- Food & Drink
This pizza is almost entirely made out of cheese
Eating out in London in the 21st century can be summed up in 1 word: burgers. The time of burgers began in 2001, when Gourmet Burger Kitchen opened in Battersea and introduced greasy-chopped South Londoners to fully traceable beef, the perverse delights of combining beetroot and pineapple and the social thrill of paying a tenner for burger and chips.
Londoners, fond of ostentatiously democratised food, eating with their hands and fried potatoes dunked in ketchup, discovered a love for burgers that could not be controlled. Restaurants with an American diner aesthetic and a wine list mostly made up of craft beers rolled out across the boroughs. Fancier joints finessed burgers with foie gras, less fancy joints went with chorizo and Cheddar, and in a car park in Peckham a man in a van created lunchtime queues.
The time of the loose meat sandwich was upon us, and in the heat of 2013 2 more burger joints opened up: Shake Shack and Five Guys. People queued for 2 hours to get a burger from Five Guys on their opening day. 2 grim hours standing on Covent Garden’s hot, grey pavements in order to eat a burger. This, combined with Jamie Oliver opening a pop-up diner in Piccadilly, can mean only 1 thing: burgers are over.
In a town where 8 million people live crushed face to armpit, the illusion of exclusivity is key. When so many people know about a restaurant opening that you have to wait 120 minutes in the street with a Travel John in your pocket in case of emergencies, then that restaurant is too popular to be cool. It’s time for the next easy to order, easy to eat food to take its place at the head of the fashion pack. And for the purposes of this blog post, I’m going to suggest that food is pizza.
I’m basing this declaration of fashionableness on 3 things: number 1) I like pizza. And if I like it, then it must be on trend because I am so consistently ahead of the curve that I didn’t realise curves existed until last summer. I thought life was just 1 long straight road of being effortlessly zeitgeisty.
Number 2) there are several pizza restaurants opening up at the moment. Homeslice has trundled its wood-fired oven from Hackney to Soho and Pizza Pilgrims will soon be gracing Dean Street with their sourdough crusts (in the meantime, Forza Win is covering the East End in flour and Aperol). Like burgers creeping into the centre of town from South of the River, these new Soho pizzerias are the glossy end result of a trend that began in the backstreets of Brixton.
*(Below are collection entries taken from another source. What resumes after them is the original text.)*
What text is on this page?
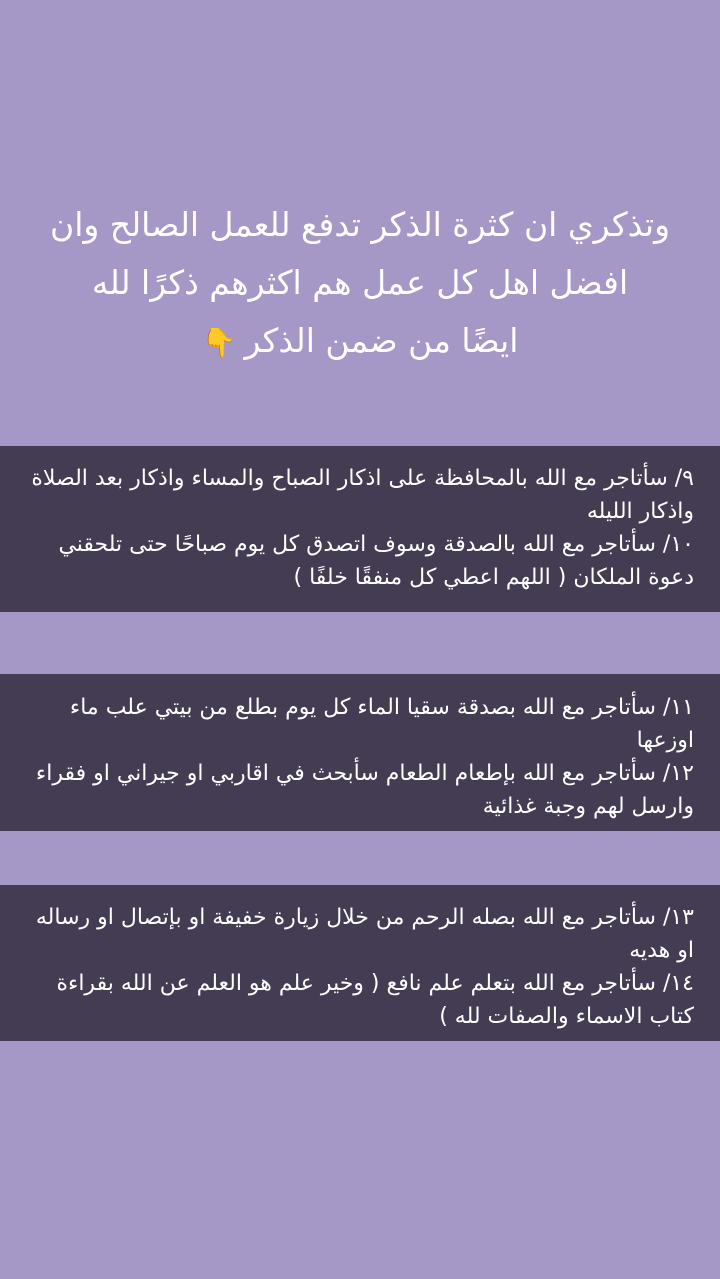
وتذكري ان كثرة الذكر تدفع للعمل الصالح وان
افضل اهل كل عمل هم اكثرهم ذكرًا لله
ايضًا من ضمن الذكر👇
٩/ سأتاجر مع الله بالمحافظة على اذكار الصباح والمساء واذكار بعد الصلاة واذكار الليله
١٠/ سأتاجر مع الله بالصدقة وسوف اتصدق كل يوم صباحًا حتى تلحقني دعوة الملكان ( اللهم اعطي كل منفقًا خلفًا )
١١/ سأتاجر مع الله بصدقة سقيا الماء كل يوم بطلع من بيتي علب ماء اوزعها
١٢/ سأتاجر مع الله بإطعام الطعام سأبحث في اقاربي او جيراني او فقراء وارسل لهم وجبة غذائية
١٣/ سأتاجر مع الله بصله الرحم من خلال زيارة خفيفة او بإتصال او رساله او هديه
١٤/ سأتاجر مع الله بتعلم علم نافع ( وخير علم هو العلم عن الله بقراءة كتاب الاسماء والصفات لله )
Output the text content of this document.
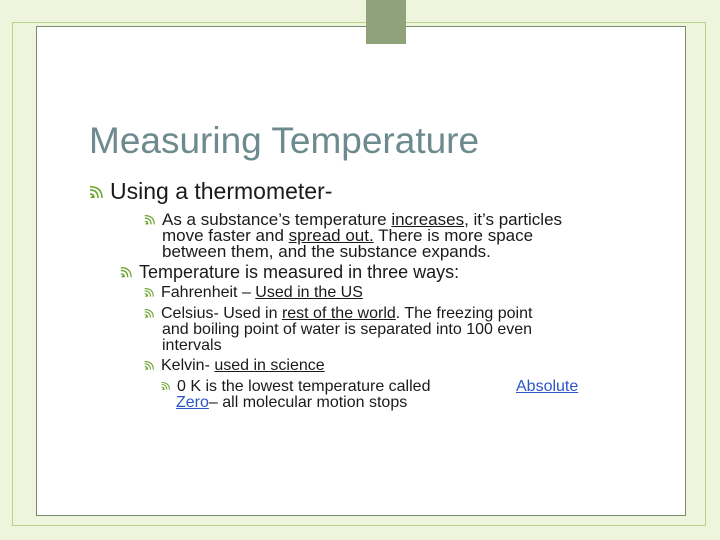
Measuring Temperature
Using a thermometer-
As a substance’s temperature increases, it’s particles
move faster and spread out. There is more space
between them, and the substance expands.
Temperature is measured in three ways:
Fahrenheit – Used in the US
Celsius- Used in rest of the world. The freezing point
and boiling point of water is separated into 100 even
intervals
Kelvin- used in science
0 K is the lowest temperature called	Absolute
Zero– all molecular motion stops
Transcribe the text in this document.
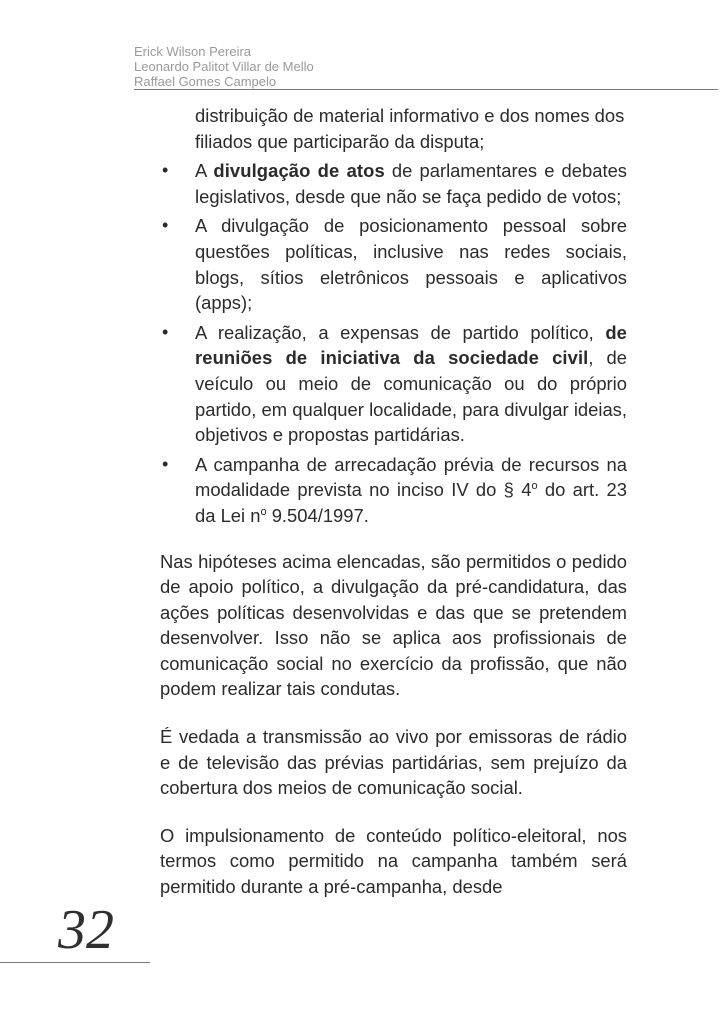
Erick Wilson Pereira
Leonardo Palitot Villar de Mello
Raffael Gomes Campelo

distribuição de material informativo e dos nomes dos filiados que participarão da disputa;

• A divulgação de atos de parlamentares e debates legislativos, desde que não se faça pedido de votos;
• A divulgação de posicionamento pessoal sobre questões políticas, inclusive nas redes sociais, blogs, sítios eletrônicos pessoais e aplicativos (apps);
• A realização, a expensas de partido político, de reuniões de iniciativa da sociedade civil, de veículo ou meio de comunicação ou do próprio partido, em qualquer localidade, para divulgar ideias, objetivos e propostas partidárias.
• A campanha de arrecadação prévia de recursos na modalidade prevista no inciso IV do § 4$^o$ do art. 23 da Lei $n^o$ 9.504/1997.

Nas hipóteses acima elencadas, são permitidos o pedido de apoio político, a divulgação da pré-candidatura, das ações políticas desenvolvidas e das que se pretendem desenvolver. Isso não se aplica aos profissionais de comunicação social no exercício da profissão, que não podem realizar tais condutas.

É vedada a transmissão ao vivo por emissoras de rádio e de televisão das prévias partidárias, sem prejuízo da cobertura dos meios de comunicação social.

O impulsionamento de conteúdo político-eleitoral, nos termos como permitido na campanha também será permitido durante a pré-campanha, desde

32
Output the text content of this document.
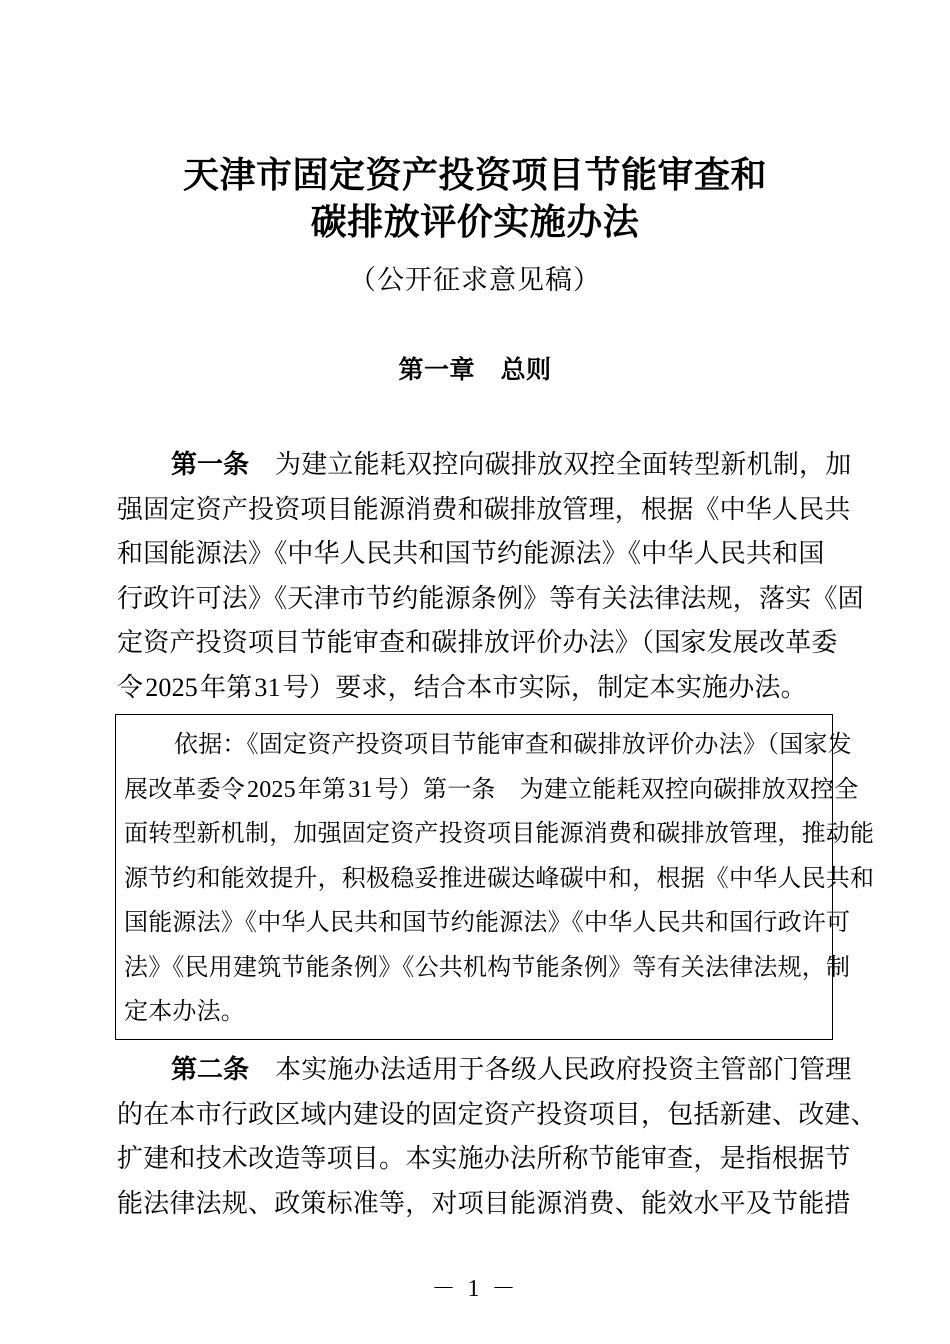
天津市固定资产投资项目节能审查和
碳排放评价实施办法
（公开征求意见稿）
第一章　总则
第一条 为建立能耗双控向碳排放双控全面转型新机制，加
强固定资产投资项目能源消费和碳排放管理，根据《中华人民共
和国能源法》《中华人民共和国节约能源法》《中华人民共和国
行政许可法》《天津市节约能源条例》等有关法律法规，落实《固
定资产投资项目节能审查和碳排放评价办法》（国家发展改革委
令2025年第31号）要求，结合本市实际，制定本实施办法。
依据：《固定资产投资项目节能审查和碳排放评价办法》（国家发
展改革委令2025年第31号）第一条 为建立能耗双控向碳排放双控全
面转型新机制，加强固定资产投资项目能源消费和碳排放管理，推动能
源节约和能效提升，积极稳妥推进碳达峰碳中和，根据《中华人民共和
国能源法》《中华人民共和国节约能源法》《中华人民共和国行政许可
法》《民用建筑节能条例》《公共机构节能条例》等有关法律法规，制
定本办法。
第二条 本实施办法适用于各级人民政府投资主管部门管理
的在本市行政区域内建设的固定资产投资项目，包括新建、改建、
扩建和技术改造等项目。本实施办法所称节能审查，是指根据节
能法律法规、政策标准等，对项目能源消费、能效水平及节能措
－ 1 －
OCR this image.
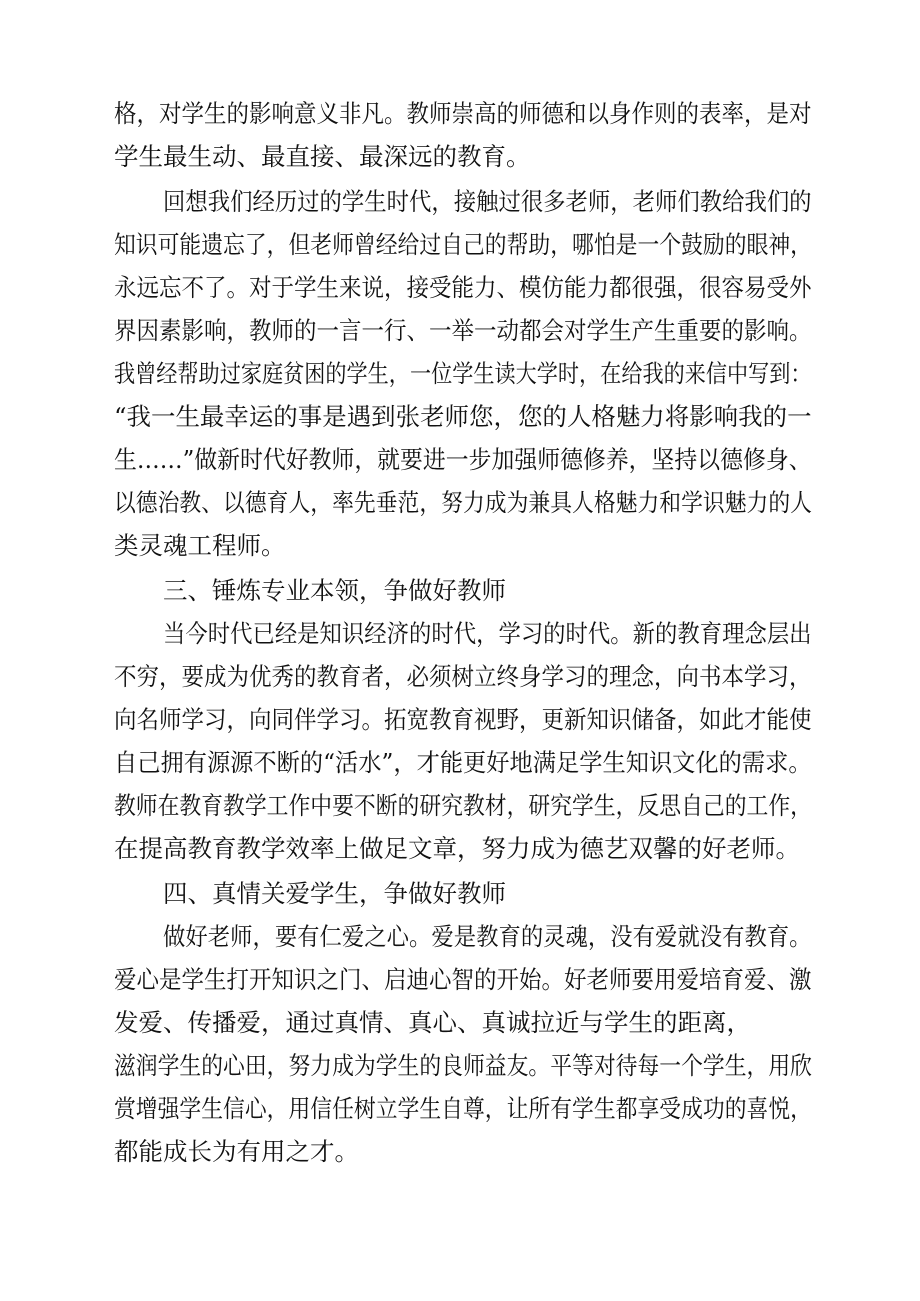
格，对学生的影响意义非凡。教师崇高的师德和以身作则的表率，是对

学生最生动、最直接、最深远的教育。

回想我们经历过的学生时代，接触过很多老师，老师们教给我们的

知识可能遗忘了，但老师曾经给过自己的帮助，哪怕是一个鼓励的眼神，

永远忘不了。对于学生来说，接受能力、模仿能力都很强，很容易受外

界因素影响，教师的一言一行、一举一动都会对学生产生重要的影响。

我曾经帮助过家庭贫困的学生，一位学生读大学时，在给我的来信中写到：

“我一生最幸运的事是遇到张老师您，您的人格魅力将影响我的一

生……”做新时代好教师，就要进一步加强师德修养，坚持以德修身、

以德治教、以德育人，率先垂范，努力成为兼具人格魅力和学识魅力的人

类灵魂工程师。

三、锤炼专业本领，争做好教师

当今时代已经是知识经济的时代，学习的时代。新的教育理念层出

不穷，要成为优秀的教育者，必须树立终身学习的理念，向书本学习，

向名师学习，向同伴学习。拓宽教育视野，更新知识储备，如此才能使

自己拥有源源不断的“活水”，才能更好地满足学生知识文化的需求。

教师在教育教学工作中要不断的研究教材，研究学生，反思自己的工作，

在提高教育教学效率上做足文章，努力成为德艺双馨的好老师。

四、真情关爱学生，争做好教师

做好老师，要有仁爱之心。爱是教育的灵魂，没有爱就没有教育。

爱心是学生打开知识之门、启迪心智的开始。好老师要用爱培育爱、激

发爱、传播爱，通过真情、真心、真诚拉近与学生的距离，

滋润学生的心田，努力成为学生的良师益友。平等对待每一个学生，用欣

赏增强学生信心，用信任树立学生自尊，让所有学生都享受成功的喜悦，

都能成长为有用之才。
Number 3) I needed an introduction to this recipe for pizza made with a cauliflower crust and announcing the death of burgers seemed as good an intro as any. I could’ve gone for an obvious bit of chitchat about paleo diets, low carb eating and why cauliflower is a wonder vegetable, but where’s the interest in that?
So, eat pizza. Either a nice wheaty pizza in a restaurant with a furnace for an oven or a cauliflower based one at home with a beaker of booze.
3 cheese pizza with a cauliflower crust
Serves 2 with side salads or 1 person with an incredible capacity for cheese
1 head of cauliflower, approximately 500g, broken into florets
125g manchego cheese, grated
1 medium egg
A few torn basil leaves
Passata, mozzarella, Parmesan and basil, to top
1 Preheat the oven to gas mark 6/200°C/fan oven 180°C. Place a baking tray in the oven to heat.
2 Blitz the cauliflower in a food processor to make ‘rice’ – it should look finely chopped but not smooth. Add to a pan of boiling water and simmer for 4 minutes.
3 Drain, tip into a clean tea towel and wring to squeeze out as much water as possible. Place in a bowl and add the manchego, egg and torn basil. Season well and stir to make a dough.
4 Take the baking tray out of the oven and line with baking parchment. Place the dough on the parchment and pat down into a round with your hands. Bake for 20–30 minutes or until golden and firm.
5 Smear a few spoonfuls of passata over the pizza base and top with torn mozzarella and grated Parmesan. Return to the oven and bake for a further 20–30 minutes or until golden, bubbling and crusty. Scatter with fresh basil leaves and serve.